I think we can most truly describe her as we all thought of her, as we remember her, if we recall the words of the great apostle, Paul: “Though I speak with the tongues of men and of angels, and have not love, I am become as sounding brass, or a tinkling cymbal.”
We remember her, we, and all who knew her, all those whose paths of life touched hers – We remember her as one who “had love.” Hers Was the precious gift of love. Her whole life was spent in the service of others. Even in her last act she gave testimony to her love. She feared that the sickness of her mind would grow worse, not better. She feared a greater evil, a greater calamity, for her family; and she wanted to choose for them the lesser evil.
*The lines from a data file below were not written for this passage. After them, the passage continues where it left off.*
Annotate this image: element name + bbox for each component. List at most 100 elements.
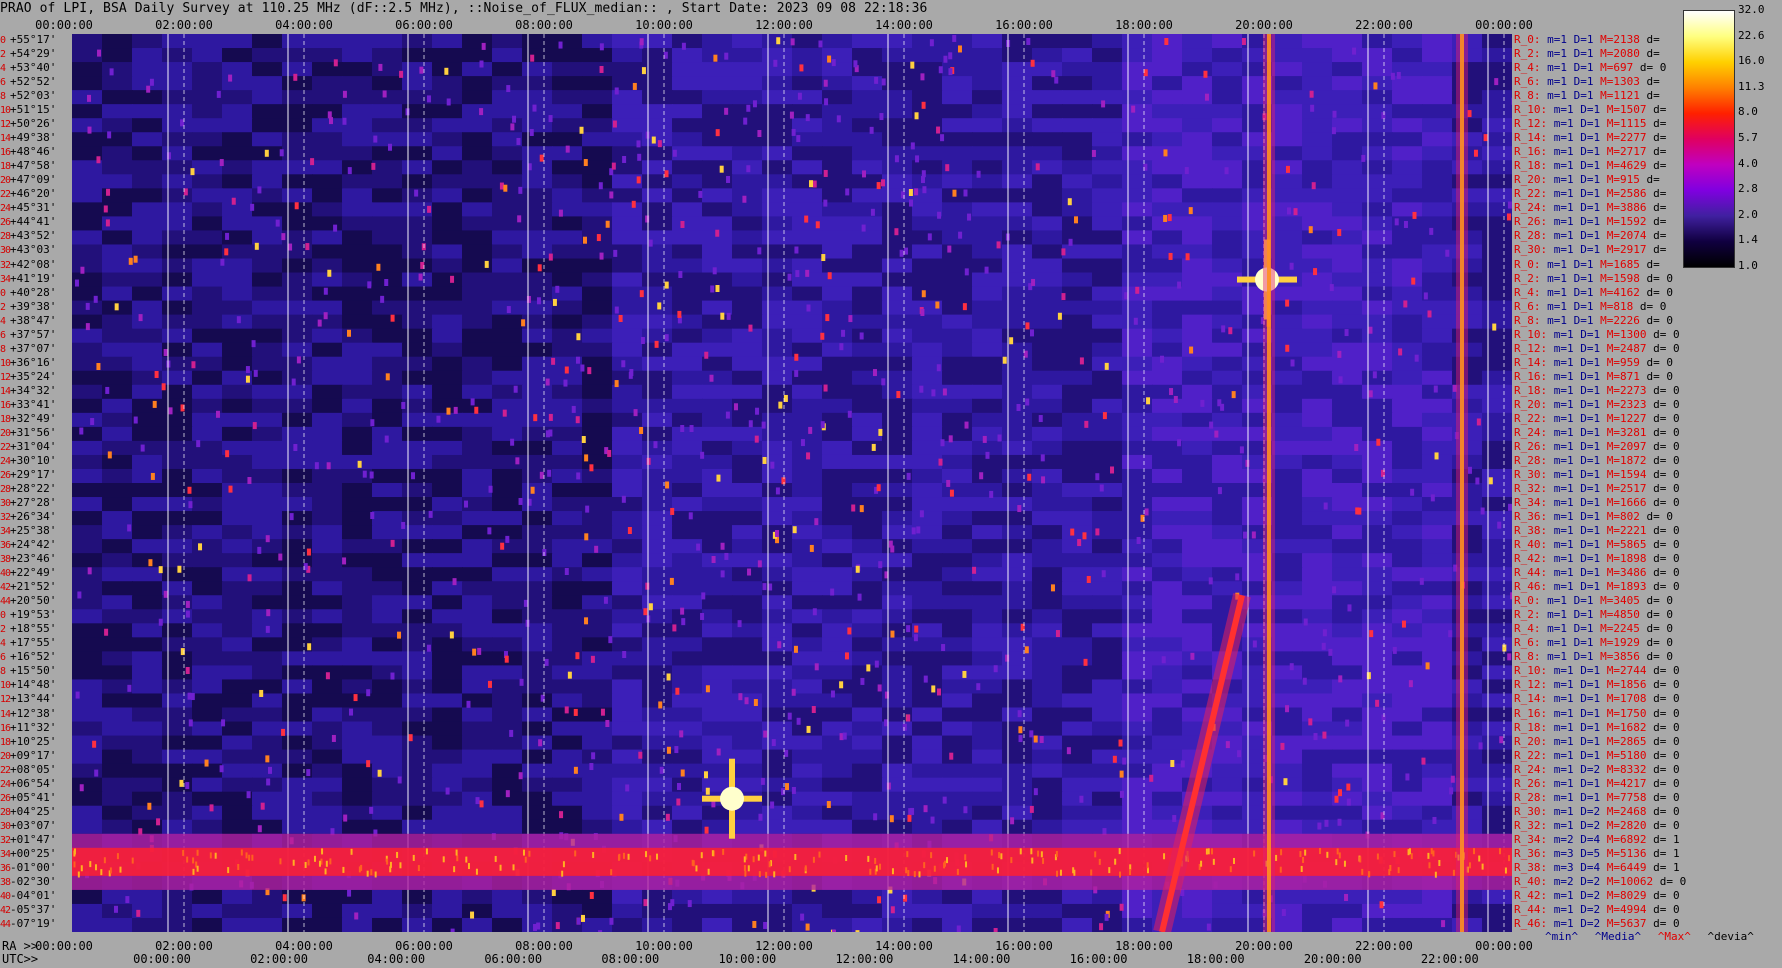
heatmap-cell [282, 917, 313, 932]
stat-row: R_2: m=1 D=1 M=2080 d= [1514, 47, 1660, 61]
heatmap-cell [102, 651, 133, 667]
stat-deviation: d= 0 [1633, 299, 1667, 313]
row-id: R_18: [1514, 159, 1548, 173]
speckle [878, 561, 883, 569]
heatmap-cell [1152, 216, 1183, 232]
declination-row: 18+10°25' [0, 735, 56, 749]
speckle [1018, 735, 1023, 743]
heatmap-cell [972, 707, 1003, 723]
heatmap-cell [462, 567, 493, 583]
heatmap-cell [672, 707, 703, 723]
heatmap-cell [462, 805, 493, 821]
speckle [584, 533, 589, 541]
heatmap-cell [462, 244, 493, 260]
heatmap-cell [552, 76, 583, 92]
heatmap-cell [522, 539, 553, 555]
speckle [945, 164, 950, 172]
speckle [369, 806, 374, 814]
heatmap-cell [492, 763, 523, 779]
heatmap-cell [642, 426, 673, 442]
stat-row: R_44: m=1 D=2 M=4994 d= 0 [1514, 903, 1680, 917]
heatmap-cell [612, 258, 643, 274]
heatmap-cell [192, 146, 223, 162]
speckle [408, 734, 413, 742]
heatmap-cell [132, 693, 163, 709]
heatmap-cell [882, 791, 913, 807]
beam-index: 32 [0, 259, 11, 271]
speckle [1149, 774, 1154, 782]
heatmap-cell [642, 539, 673, 555]
heatmap-cell [552, 244, 583, 260]
speckle [397, 631, 402, 639]
heatmap-cell [1002, 777, 1033, 793]
heatmap-cell [222, 258, 253, 274]
heatmap-cell [102, 426, 133, 442]
heatmap-cell [522, 889, 553, 905]
stat-max: M=959 [1600, 355, 1640, 369]
heatmap-cell [1272, 286, 1303, 302]
speckle [937, 211, 942, 219]
heatmap-cell [1032, 216, 1063, 232]
heatmap-cell [1422, 174, 1453, 190]
heatmap-cell [642, 48, 673, 64]
heatmap-cell [222, 90, 253, 106]
heatmap-cell [942, 188, 973, 204]
heatmap-cell [402, 651, 433, 667]
heatmap-cell [1182, 230, 1213, 246]
band-speckle [574, 850, 577, 857]
heatmap-cell [372, 314, 403, 330]
speckle [1473, 149, 1478, 157]
declination-row: 16+11°32' [0, 721, 56, 735]
heatmap-cell [1152, 791, 1183, 807]
heatmap-cell [342, 539, 373, 555]
heatmap-cell [222, 553, 253, 569]
speckle [636, 140, 641, 148]
row-id: R_16: [1514, 145, 1548, 159]
beam-index: 36 [0, 862, 11, 874]
heatmap-cell [1032, 903, 1063, 919]
stat-deviation: d= 0 [1646, 720, 1680, 734]
heatmap-cell [732, 76, 763, 92]
row-id: R_38: [1514, 524, 1548, 538]
speckle [612, 120, 617, 128]
declination-row: 38-02°30' [0, 875, 56, 889]
band-speckle [1229, 866, 1232, 873]
stat-min: m=1 [1547, 664, 1574, 678]
speckle [105, 219, 110, 227]
heatmap-cell [462, 426, 493, 442]
heatmap-cell [1122, 188, 1153, 204]
heatmap-cell [1362, 230, 1393, 246]
speckle [306, 769, 311, 777]
heatmap-cell [432, 104, 463, 120]
heatmap-cell [1332, 216, 1363, 232]
heatmap-cell [162, 118, 193, 134]
stat-deviation: d= 0 [1646, 453, 1680, 467]
heatmap-cell [462, 539, 493, 555]
stat-max: M=8029 [1600, 888, 1647, 902]
heatmap-cell [102, 511, 133, 527]
heatmap-cell [1392, 398, 1423, 414]
speckle [876, 484, 881, 492]
speckle [399, 70, 404, 78]
stat-min: m=1 [1547, 173, 1574, 187]
heatmap-cell [822, 328, 853, 344]
heatmap-cell [282, 595, 313, 611]
heatmap-cell [462, 665, 493, 681]
heatmap-cell [582, 188, 613, 204]
declination-row: 22+31°04' [0, 440, 56, 454]
declination-value: +37°07' [10, 341, 57, 355]
heatmap-cell [1422, 272, 1453, 288]
heatmap-cell [822, 553, 853, 569]
heatmap-cell [1392, 903, 1423, 919]
stat-median: D=2 [1573, 874, 1601, 888]
stat-row: R_28: m=1 D=1 M=2074 d= [1514, 229, 1666, 243]
heatmap-cell [852, 188, 883, 204]
heatmap-cell [1362, 777, 1393, 793]
stat-min: m=1 [1547, 453, 1574, 467]
heatmap-cell [732, 146, 763, 162]
speckle [484, 260, 489, 268]
heatmap-cell [702, 356, 733, 372]
heatmap-cell [732, 412, 763, 428]
heatmap-cell [102, 735, 133, 751]
speckle [1302, 677, 1307, 685]
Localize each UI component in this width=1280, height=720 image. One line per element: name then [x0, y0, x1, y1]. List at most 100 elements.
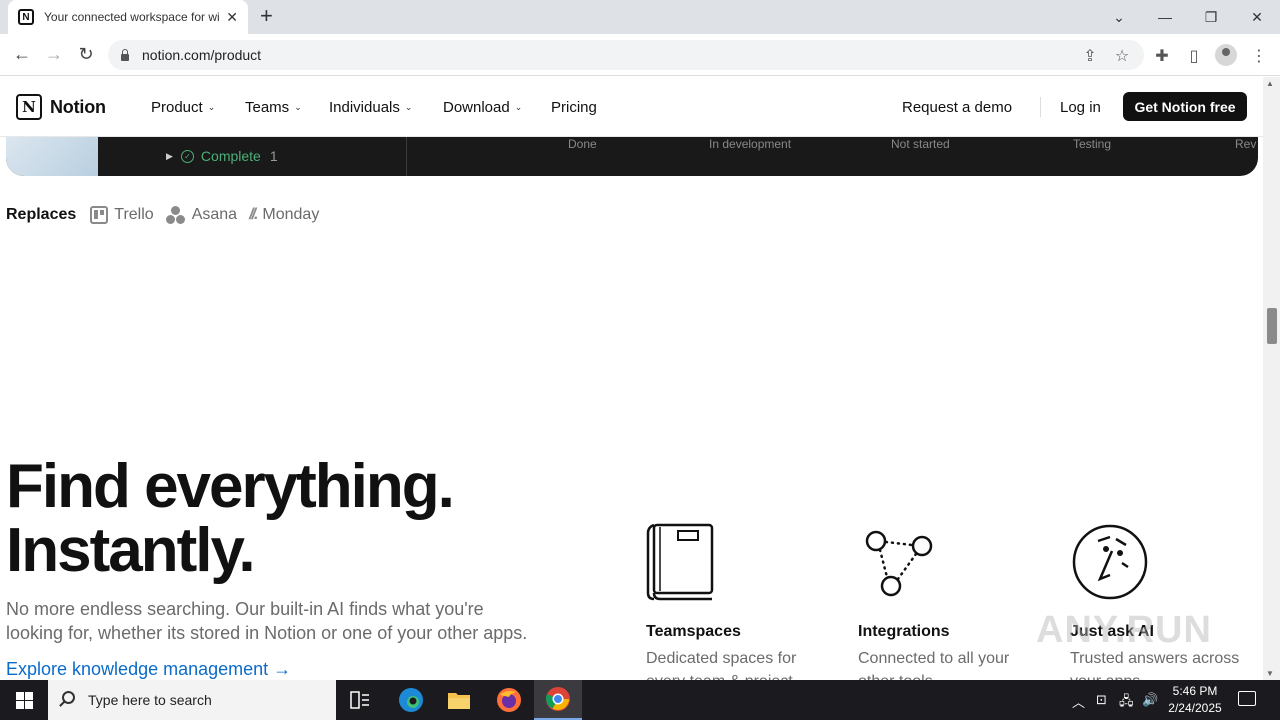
page-viewport: N Notion Product ⌄ Teams ⌄ Individuals ⌄ Do… [0, 77, 1280, 680]
taskbar-search-box[interactable]: Type here to search [48, 680, 336, 720]
show-hidden-icons-chevron-icon[interactable]: ︿ [1072, 692, 1085, 711]
description-line-2: looking for, whether its stored in Notio… [6, 623, 528, 643]
reload-icon[interactable]: ↻ [75, 44, 97, 65]
new-tab-button[interactable]: + [260, 5, 273, 27]
explore-knowledge-link[interactable]: Explore knowledge management → [6, 659, 291, 680]
restore-button[interactable]: ❐ [1188, 0, 1234, 34]
feature-integrations: Integrations Connected to all your other… [858, 523, 1058, 680]
start-button[interactable] [0, 680, 48, 720]
monday-label: Monday [262, 206, 320, 223]
notifications-icon[interactable] [1238, 691, 1256, 706]
share-icon[interactable]: ⇪ [1080, 46, 1100, 66]
page-scrollbar[interactable]: ▲ ▼ [1263, 77, 1280, 680]
bookmark-star-icon[interactable]: ☆ [1112, 46, 1132, 66]
browser-tab-active[interactable]: N Your connected workspace for wiki, doc… [8, 0, 248, 34]
tab-close-icon[interactable]: ✕ [226, 9, 238, 26]
url-text: notion.com/product [142, 47, 262, 63]
status-column-testing: Testing [1073, 137, 1112, 151]
windows-taskbar: Type here to search ︿ ⊡ 🖧 🔊 5:46 PM 2/24… [0, 680, 1280, 720]
clock-date: 2/24/2025 [1168, 701, 1222, 715]
check-circle-icon: ✓ [180, 149, 194, 163]
description-line-1: No more endless searching. Our built-in … [6, 599, 484, 619]
board-divider [406, 137, 407, 176]
feature-just-ask-ai: Just ask AI Trusted answers across your … [1070, 523, 1270, 680]
monday-icon: //. [249, 206, 258, 223]
replaces-trello: Trello [90, 206, 154, 224]
file-explorer-icon[interactable] [435, 680, 483, 720]
board-cover-image [6, 137, 98, 176]
browser-menu-icon[interactable]: ⋮ [1249, 46, 1269, 66]
minimize-button[interactable]: — [1142, 0, 1188, 34]
complete-group-toggle[interactable]: ▶ ✓ Complete 1 [166, 148, 278, 164]
nav-individuals-label: Individuals [329, 99, 400, 116]
volume-icon[interactable]: 🔊 [1142, 692, 1158, 708]
trello-label: Trello [114, 206, 154, 223]
taskbar-clock[interactable]: 5:46 PM 2/24/2025 [1160, 683, 1230, 717]
notion-logo[interactable]: N Notion [16, 94, 106, 120]
site-header: N Notion Product ⌄ Teams ⌄ Individuals ⌄ Do… [0, 77, 1263, 137]
replaces-monday: //. Monday [249, 206, 319, 224]
status-column-done: Done [568, 137, 597, 151]
feature-title: Teamspaces [646, 623, 741, 640]
feature-description: Connected to all your other tools. [858, 647, 1058, 680]
nav-download[interactable]: Download ⌄ [443, 99, 522, 116]
back-arrow-icon[interactable]: ← [11, 44, 33, 65]
tab-search-icon[interactable]: ⌄ [1096, 0, 1142, 34]
nav-individuals[interactable]: Individuals ⌄ [329, 99, 412, 116]
headline-line-1: Find everything. [6, 452, 455, 521]
browser-tab-strip: N Your connected workspace for wiki, doc… [0, 0, 1280, 34]
headline-line-2: Instantly. [6, 516, 256, 585]
section-headline: Find everything. Instantly. [6, 452, 455, 585]
status-column-in-development: In development [709, 137, 792, 151]
nodes-icon [858, 523, 1058, 603]
feature-desc-line: every team & project. [646, 670, 846, 680]
scrollbar-thumb[interactable] [1267, 308, 1277, 344]
asana-label: Asana [191, 206, 238, 223]
nav-download-label: Download [443, 99, 510, 116]
replaces-row: Replaces Trello Asana //. Monday [6, 206, 331, 224]
firefox-icon[interactable] [485, 680, 533, 720]
request-demo-link[interactable]: Request a demo [902, 99, 1012, 116]
nav-teams-label: Teams [245, 99, 290, 116]
forward-arrow-icon[interactable]: → [43, 44, 65, 65]
chrome-icon[interactable] [534, 680, 582, 720]
close-window-button[interactable]: ✕ [1234, 0, 1280, 34]
get-notion-free-button[interactable]: Get Notion free [1123, 92, 1247, 121]
chevron-down-icon: ⌄ [294, 102, 302, 112]
chevron-down-icon: ⌄ [514, 102, 523, 112]
feature-desc-line: Connected to all your [858, 650, 1010, 667]
chevron-down-icon: ⌄ [207, 102, 216, 112]
extensions-puzzle-icon[interactable]: ✚ [1152, 46, 1172, 66]
scroll-down-arrow-icon[interactable]: ▼ [1266, 669, 1274, 678]
triangle-right-icon: ▶ [166, 150, 173, 161]
address-bar[interactable]: notion.com/product [108, 40, 1144, 70]
nav-teams[interactable]: Teams ⌄ [245, 99, 302, 116]
asana-icon [165, 206, 186, 224]
notion-favicon-icon: N [18, 9, 34, 25]
nav-product[interactable]: Product ⌄ [151, 99, 215, 116]
search-icon [62, 691, 75, 704]
nav-divider [1040, 97, 1041, 117]
feature-description: Dedicated spaces for every team & projec… [646, 647, 846, 680]
browser-toolbar: ← → ↻ notion.com/product ⇪ ☆ ✚ ▯ ⋮ [0, 34, 1280, 76]
notion-logo-icon: N [16, 94, 42, 120]
feature-desc-line: Dedicated spaces for [646, 650, 797, 667]
scroll-up-arrow-icon[interactable]: ▲ [1266, 79, 1274, 88]
profile-avatar-icon[interactable] [1215, 44, 1237, 66]
taskbar-search-placeholder: Type here to search [88, 692, 212, 708]
replaces-asana: Asana [165, 206, 238, 224]
network-icon[interactable]: 🖧 [1119, 692, 1134, 714]
task-view-icon[interactable] [336, 680, 384, 720]
lock-icon[interactable] [120, 49, 130, 61]
device-icon[interactable]: ⊡ [1096, 692, 1107, 708]
tab-title: Your connected workspace for wiki, docs … [44, 10, 219, 24]
anyrun-watermark: ANY.RUN [1036, 609, 1212, 651]
status-column-not-started: Not started [891, 137, 950, 151]
nav-product-label: Product [151, 99, 203, 116]
edge-browser-icon[interactable] [387, 680, 435, 720]
group-count: 1 [269, 148, 278, 164]
side-panel-icon[interactable]: ▯ [1184, 46, 1204, 66]
nav-pricing[interactable]: Pricing [551, 99, 597, 116]
feature-desc-line: your apps. [1070, 670, 1270, 680]
login-link[interactable]: Log in [1060, 99, 1101, 116]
That is the real meaning of her last act of renunciation and sacrifice.
If we remember her that way we Will remember her truly as she really was. And we will speak the truth if we say that her last action in taking her own life was no sin, but on the contrary, a final demonstration of the basic principle of her life, of her love and concern for others.
It is not for us to enquire into the wisdom of her act, or to judge, or to criticize. It is only for us to try to understand. It is for us only, as we stand here with the grief-stricken family of this blameless woman, the blameless husband, and the blameless son and the grieving sister – it is only for us to say to them that we, their friends and comrades, do understand. We stand here with our arms around them in sympathy and solidarity. And we entreat them: Dear friends, do not refuse to be comforted. Be rather comforted and consoled by the memory of all that Inger gave to you to all of us. We are all better for that, and our lives are brighter.
But even here, as we say farewell to Inger, we must not forget our duty. We must not forget that we are soldiers in the war for the liberation of humanity. We must remember, too, that Inger in her own way, in her own fashion, was also a soldier of the revolution. For that her grave, as the poet Heine said, should be marked not with a cross but with a sword. We must all try to do a little more now to make up for her loss and to honor her memory.
The strongest warrant for living is the sense of being needed. The world needs us; the party needs us. I venture to remind the stricken husband of this dear woman; I venture to remind him that for the old guard of the party, to which he and she both belong, duty is the first commandment. And when duty calls, even though they have been knocked to the earth and have to crawl on their hands and knees, the old guard will answer and obey.
We who have this philosophy dare to end even a funeral service on a martial note. We will say farewell now to this dear child who blessed out lives with her love. And then we will rise, all of us together, rise from the ashes of grief to go back to work, back to the battle.